1.5 Million

As I stand in front of the bathroom mirror the words on my T-shirt catch my eye.  “Yoda Best Dad Ever”.  The T-shirt is new.  My kids got it for me for Father's Day in honor of the terrible Yoda impression I do to make them laugh.  Suddenly, I think about 1.5 million dollars, and the weight of it is like sandbags on my chest.  The price of a life. 

I got the email from a friend.  There is a 4-month-old baby in his fiancé's hometown in Southern Poland with a cardiac condition.  It’s called Tetralogy of Fallot, and it’s one of the most common cyanotic heart defects in babies.  The defect is comprised of four basic lesions: a hole between the bottom two heart chambers, obstruction of blood flow to the lungs, a large right-sided heart chamber and an overriding aorta.  The severity of illness is dictated by the degree of obstruction of blood flow to the lungs.    

My friend says the baby needs to come to the United States—the operation is too complicated for the team in Poland.  At first, I’m surprised, but as I read on, I realize the extent of the baby’s illness.  The blood vessel that is supposed to take blood from the heart to the lungs is atretic.  Maybe even absent.  Instead, blood flow to the lungs is supplied by multiple anomalous collateral blood vessels feeding from his aorta.  Likely, these blood vessels will constrict over time, cutting off all flow to the lungs. 
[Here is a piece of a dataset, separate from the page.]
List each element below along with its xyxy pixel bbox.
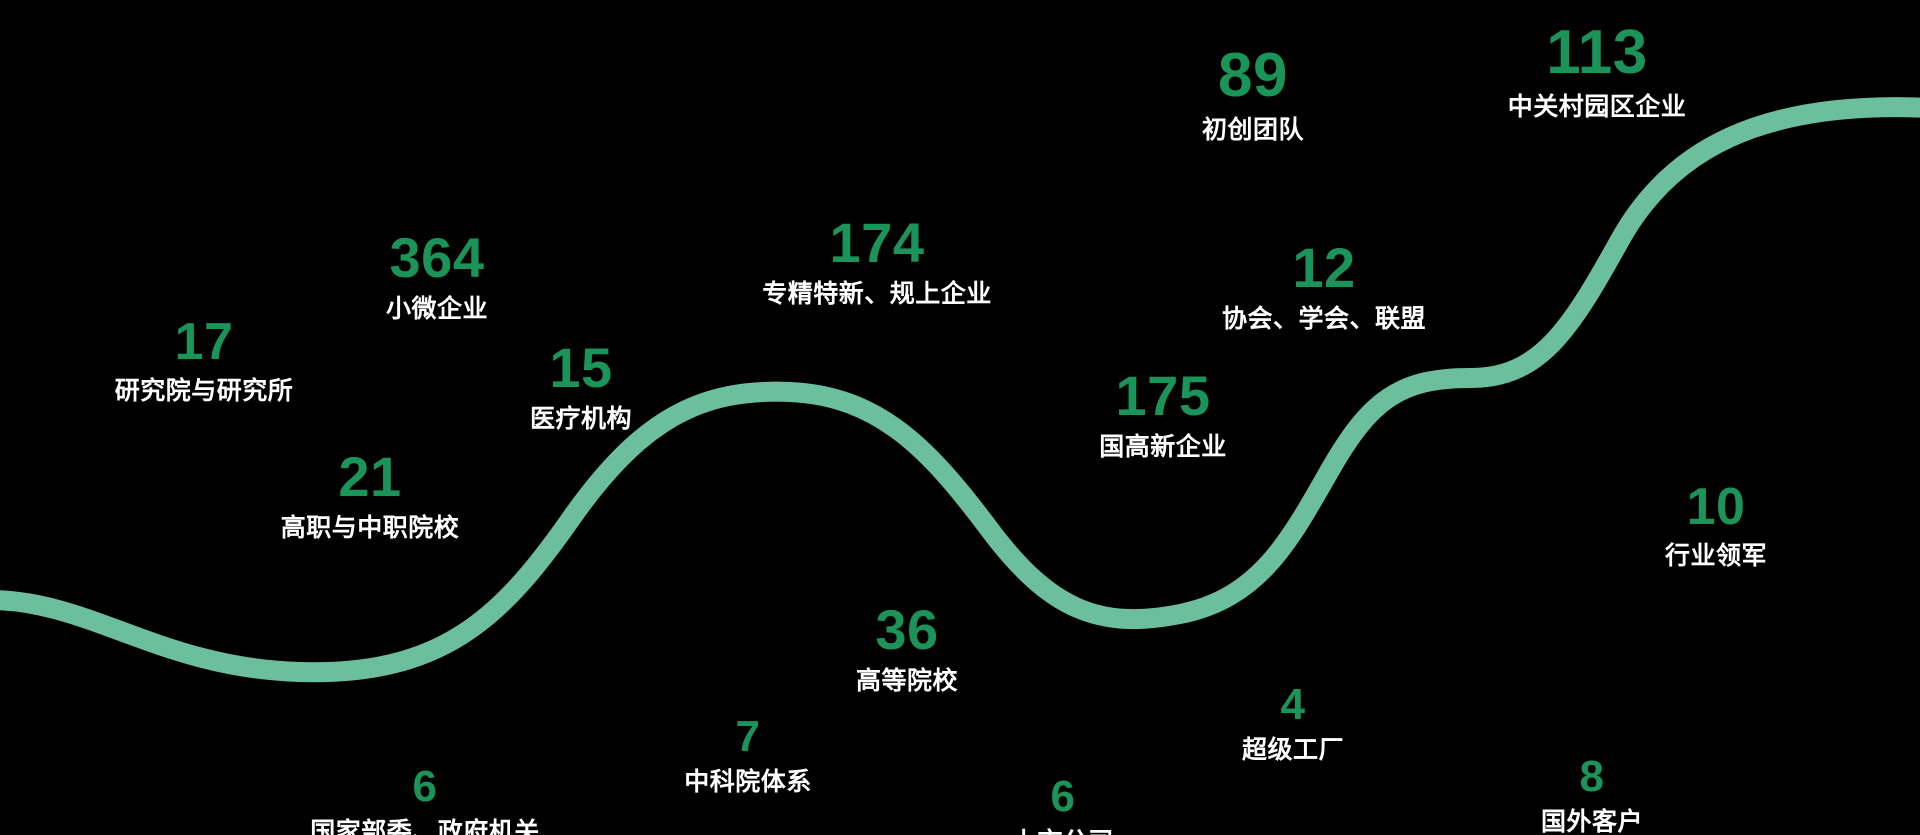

Attached to the email is an estimate from the US hospital.  It looks like any other estimate – I have similar ones for house or car repairs.  The difference is the patient’s name at the top and the number of zeros at the bottom.  1.5 million is a lot of zeros.      

I’m reminded of a story in Anthony Doerr’s Memory Wall.  A father, Pheko, stands in line outside a clinic in a South African shanti town.  Mothers and children sit on upturned onion crates and sleep on blankets and the wind gusts through the town, lifting dust and shaking the lampposts.  It’s 2 AM and the line doesn’t move.  His son is listless and febrile.  His son soils his clothes twice and the father leaves the line to clean him.  Doerr writes, “Every hour or so a bleary nurse walks up and down the queue and says, in Xhosa, how grateful she is for everybody’s patience.  The clinic, she says, is waiting for antibiotics.”

As I read the words I drown in despair and frustration.  I think of the millions of parents across the world who, like Pheko, are unable to provide the medical treatment their children need.  Now, when I give my children medicine, I think of that story.  I think of that father.  Sometimes I think of that story when I order antibiotics for a septic baby or when I place a baby on a ventilator, and we drip milky white surfactant into their lungs.  I think of how I don’t have to consider the cost.  I can care for my patients without checking to see if their parents can pay.  I don’t have to turn anyone away. 

I’m reminded too of a podcast I listened to in which Joseph Stern, MD tells of his volunteer work with One World Surgery in Honduras.  He tells of how a femoral fracture can lead to permanent disability for the thousands of people who cannot afford an operation.  What would be a painful inconvenience to someone in my town is a life sentence of immobility, unemployment, and marginalization for someone in the mountains of Latin America.

It’s difficult to think of how the baby in Poland may never feel the rumble of a jet engine under his body or hear the foreign words of an American doctor—there may never be enough numbers in his father’s bank account.  1.5 million may as well be infinity.  It is beyond the scope of my imagination.  Perhaps a corporate donor will step forward.  Perhaps a nonprofit will bridge the gap.  In the morning I will email a cardiology friend at Duke to see if he can help.  It’s a long shot but it’s all I can do.

 

Note:  The day after writing this, my friends texts me to tell me the baby in Poland died.  His name was Kuba.